There is one thread that handles all IO events (usually myTaskExecutor-1); when a read event fires he queues an execution to read the data; the reader thread queues an execution to assemble the data (which will block until a complete message - in your case terminated by the CRLF - arrives).

In this case, when there are no threads available, the CALLER_RUNS policy means the IO selector thread does the read, and becomes the assembler thread, which blocks waiting for data that won't arrive because he is blocked and would later have read the data after scheduling a different thread to block. Because he is blocked, he can't handle new accept events.

Here is a log from my test showing the issue...

TRACE: [May-18 10:43:38,923][myTaskExecutor-1] tcp.connection.TcpNioServerConnectionFactory - Port 60000 SelectionCount: 2
DEBUG: [May-18 10:43:38,923][myTaskExecutor-1] tcp.connection.TcpNioConnection - localhost:58509:60000:bdc36c59-c31b-470e-96c3-6270e7c46a2f Reading...
DEBUG: [May-18 10:43:38,924][myTaskExecutor-1] tcp.connection.TcpNioConnection - localhost:58509:60000:bdc36c59-c31b-470e-96c3-6270e7c46a2f Running an assembler
TRACE: [May-18 10:43:38,924][myTaskExecutor-1] tcp.connection.TcpNioConnection - localhost:58509:60000:bdc36c59-c31b-470e-96c3-6270e7c46a2f Nio message assembler running...
DEBUG: [May-18 10:43:38,926][myTaskExecutor-1] tcp.serializer.ByteArrayCrLfSerializer - Available to read:0

The second line shows the selector thread being used to do the read; he detects that an assembler is needed for this socket, and becomes the assembler, blocking, waiting for data.

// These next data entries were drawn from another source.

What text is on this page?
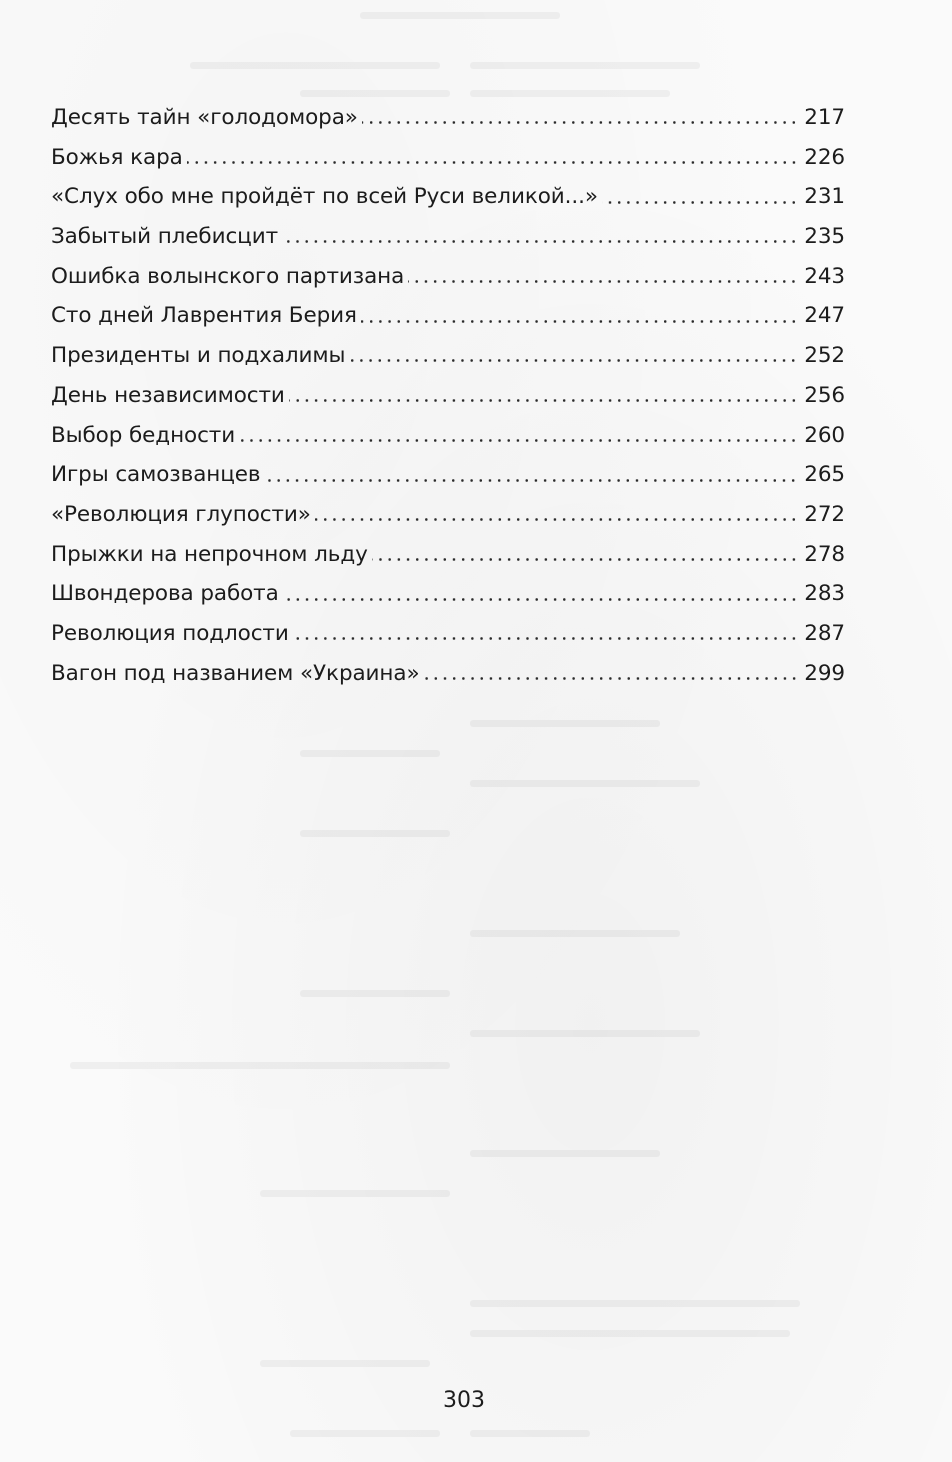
Десять тайн «голодомора»	217
Божья кара	226
«Слух обо мне пройдёт по всей Руси великой...»	231
Забытый плебисцит	235
Ошибка волынского партизана	243
Сто дней Лаврентия Берия	247
Президенты и подхалимы	252
День независимости	256
Выбор бедности	260
Игры самозванцев	265
«Революция глупости»	272
Прыжки на непрочном льду	278
Швондерова работа	283
Революция подлости	287
Вагон под названием «Украина»	299
303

Do you really believe there will be an issue using an unbounded task executor? These events are generally pretty short lived so threads will be recycled pretty quickly.

Increasing the executor's queue capacity above 0 should help too, but it won't completely assure the problem won't happen (although a large queue size is unlikely to be hit).

I am yet not sure how to fix this, aside from using a dedicated task executor for the IO selector and reader threads so they will never be used as an assembler.



回答2:

yesterday I did write a sample just to create tcp high performance server code using spring integration. I tested it successfully with 1000 concurrent client requests using JMeter TCP sampler.

Here is the code - https://github.com/rajeshgheware/spring-integration-samples including JMeter test config file.

I successfully tested with 1000 concurrent tcp client requests on 64bit Laptop having Intel core i5 M520 2.4GHz (both the server code and JMeter test running on this machine)

I also tried with 1500 concurrent client requests but observed that server could not honor many requests. I will keep trying to enhance this code to serve 10000 concurrent client requests (I know I may need to get good EC2 machine from Amazon for this test :) )